Greens KiwiSaver policy nice idea but...
The Green Party released its KiwiSaver policy yesterday which has all the hallmarks of a nice idea but probably not that realistic.
Monday, November 7th 2011, 7:51AM 5 Comments
The crux of the plan is to introduce a seventh default fund to the mix, which they call the Public Option, and have the money managed by the NZ Superannuation Fund. In addition to this the administration would be provided by either Kiwibank or Inland Revenue.
The details of the policy are a little scant at the moment. However it appears to be predicated on the NZ Superannuation Funds' performance and Kiwibank's track record in challenging the big Australian banks on price.
The policy sounds good and resonates with this view that KiwiSaver fees are too high. Co-leader Russel Norman says "KiwiSavers' nest eggs will be significantly higher, up to $142,000 higher in some cases ($64,000 in today's dollars)."
The issue of fees is certainly something which all the main political parties want to look at. Our view is that yes working out how much people pay in fees is difficult. Yes they are an important part of how much an investor really makes. And there is lots of variation.

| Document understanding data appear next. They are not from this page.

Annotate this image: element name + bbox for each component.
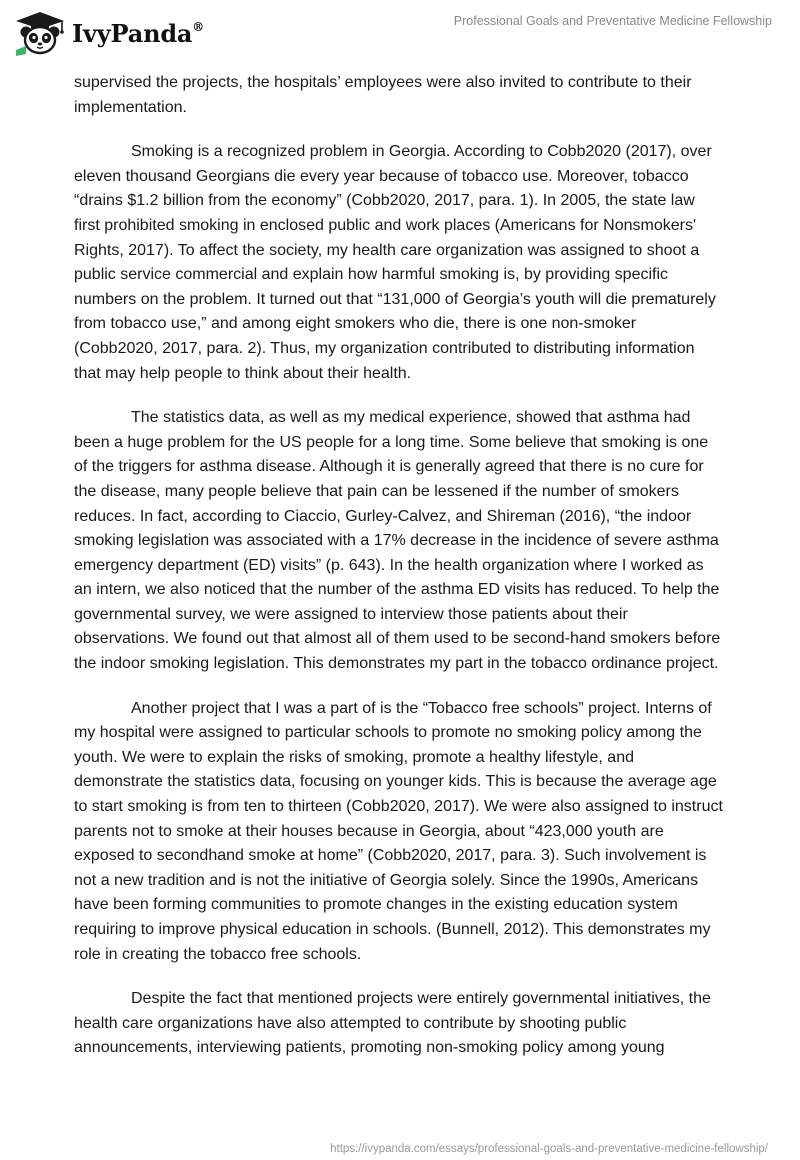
paragraph-5: Despite the fact that mentioned projects were entirely governmental initiatives, the health care organizations have also attempted to contribute by shooting public announcements, interviewing patients, promoting non-smoking policy among young — [74, 990, 711, 1057]
page-header — [0, 0, 800, 64]
paragraph-3: The statistics data, as well as my medical experience, showed that asthma had been a huge problem for the US people for a long time. Some believe that smoking is one of the triggers for asthma disease. Although it is generally agreed that there is no cure for the disease, many people believe that pain can be lessened if the number of smokers reduces. In fact, according to Ciaccio, Gurley-Calvez, and Shireman (2016), “the indoor smoking legislation was associated with a 17% decrease in the incidence of severe asthma emergency department (ED) visits” (p. 643). In the health organization where I worked as an intern, we also noticed that the number of the asthma ED visits has reduced. To help the governmental survey, we were assigned to interview those patients about their observations. We found out that almost all of them used to be second-hand smokers before the indoor smoking legislation. This demonstrates my part in the tobacco ordinance project. — [74, 409, 721, 673]
document-title: Professional Goals and Preventative Medicine Fellowship — [453, 14, 772, 28]
panda-graduate-icon — [12, 10, 68, 56]
paragraph-4: Another project that I was a part of is the “Tobacco free schools” project. Interns of my hospital were assigned to particular schools to promote no smoking policy among the youth. We were to explain the risks of smoking, promote a healthy lifestyle, and demonstrate the statistics data, focusing on younger kids. This is because the average age to start smoking is from ten to thirteen (Cobb2020, 2017). We were also assigned to instruct parents not to smoke at their houses because in Georgia, about “423,000 youth are exposed to secondhand smoke at home” (Cobb2020, 2017, para. 3). Such involvement is not a new tradition and is not the initiative of Georgia solely. Since the 1990s, Americans have been forming communities to promote changes in the existing education system requiring to improve physical education in schools. (Bunnell, 2012). This demonstrates my role in creating the tobacco free schools. — [74, 699, 723, 963]
paragraph-2: Smoking is a recognized problem in Georgia. According to Cobb2020 (2017), over eleven thousand Georgians die every year because of tobacco use. Moreover, tobacco “drains $1.2 billion from the economy” (Cobb2020, 2017, para. 1). In 2005, the state law first prohibited smoking in enclosed public and work places (Americans for Nonsmokers' Rights, 2017). To affect the society, my health care organization was assigned to shoot a public service commercial and explain how harmful smoking is, by providing specific numbers on the problem. It turned out that “131,000 of Georgia’s youth will die prematurely from tobacco use,” and among eight smokers who die, there is one non-smoker (Cobb2020, 2017, para. 2). Thus, my organization contributed to distributing information that may help people to think about their health. — [74, 143, 716, 382]
source-url[interactable]: https://ivypanda.com/essays/professional-goals-and-preventative-medicine-fellowship/ — [330, 1143, 768, 1155]
essay-body — [74, 71, 724, 1081]
ivypanda-logo[interactable] — [12, 10, 204, 56]
logo-wordmark: IvyPanda® — [72, 18, 205, 48]
paragraph-1: supervised the projects, the hospitals’ employees were also invited to contribute to their implementation. — [74, 74, 692, 116]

The NZ Superannuation Fund does a good job in managing money but one has to remember it has a mandate to die for. It essentially has one client and it has a long-term investment strategy where there are no draw downs for years. Commercial fund managers on the other hand have to deal with day-to-day redemptions and new clients. Investors are chasing short term returns and will move managers or investments if they aren't delivered.
If people were to get access to the NZ Superannuation managers then they should also be made to lock their money in for a long period of time. Maybe even until they are 65.

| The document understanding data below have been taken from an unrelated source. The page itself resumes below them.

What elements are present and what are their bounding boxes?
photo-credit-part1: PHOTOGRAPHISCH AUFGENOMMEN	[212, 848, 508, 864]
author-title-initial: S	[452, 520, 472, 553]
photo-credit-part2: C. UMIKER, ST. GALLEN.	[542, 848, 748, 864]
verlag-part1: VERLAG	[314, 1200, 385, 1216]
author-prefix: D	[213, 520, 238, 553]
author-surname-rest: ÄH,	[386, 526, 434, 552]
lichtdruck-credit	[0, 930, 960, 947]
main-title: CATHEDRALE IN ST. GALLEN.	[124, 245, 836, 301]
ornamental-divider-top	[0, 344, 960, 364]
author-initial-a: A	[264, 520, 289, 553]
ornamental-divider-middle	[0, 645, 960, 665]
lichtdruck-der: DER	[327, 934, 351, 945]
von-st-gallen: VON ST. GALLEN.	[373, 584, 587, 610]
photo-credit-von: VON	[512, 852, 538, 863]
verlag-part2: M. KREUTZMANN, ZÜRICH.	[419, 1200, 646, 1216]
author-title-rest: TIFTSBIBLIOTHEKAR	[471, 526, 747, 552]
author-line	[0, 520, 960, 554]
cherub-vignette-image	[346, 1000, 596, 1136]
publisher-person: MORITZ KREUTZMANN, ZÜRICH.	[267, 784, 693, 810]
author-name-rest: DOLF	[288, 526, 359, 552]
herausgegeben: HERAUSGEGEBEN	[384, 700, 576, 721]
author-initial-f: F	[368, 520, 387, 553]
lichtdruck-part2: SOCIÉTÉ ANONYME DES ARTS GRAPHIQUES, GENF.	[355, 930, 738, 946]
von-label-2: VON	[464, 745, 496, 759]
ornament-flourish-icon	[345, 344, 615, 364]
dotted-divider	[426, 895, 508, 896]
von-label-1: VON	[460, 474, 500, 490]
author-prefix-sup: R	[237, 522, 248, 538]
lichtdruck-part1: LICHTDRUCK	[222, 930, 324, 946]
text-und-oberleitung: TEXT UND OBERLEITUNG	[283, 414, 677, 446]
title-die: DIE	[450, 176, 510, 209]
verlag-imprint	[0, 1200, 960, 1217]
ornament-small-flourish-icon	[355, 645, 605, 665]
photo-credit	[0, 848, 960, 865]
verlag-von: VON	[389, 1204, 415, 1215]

Otherwise the managers won't be able to continue with the strategy they use.
Having Kiwibank or IRD managing the administration is an interesting one too. Kiwibank already has is on scheme and probably isn't that interested in being administrators and earning discounted fees. Likewise there is an emerging view IRD should be doing more with KiwiSaver. As we reported here there is a view it should manage hardship requests.
Such a move certainly takes IRD away from its core job of managing the tax system.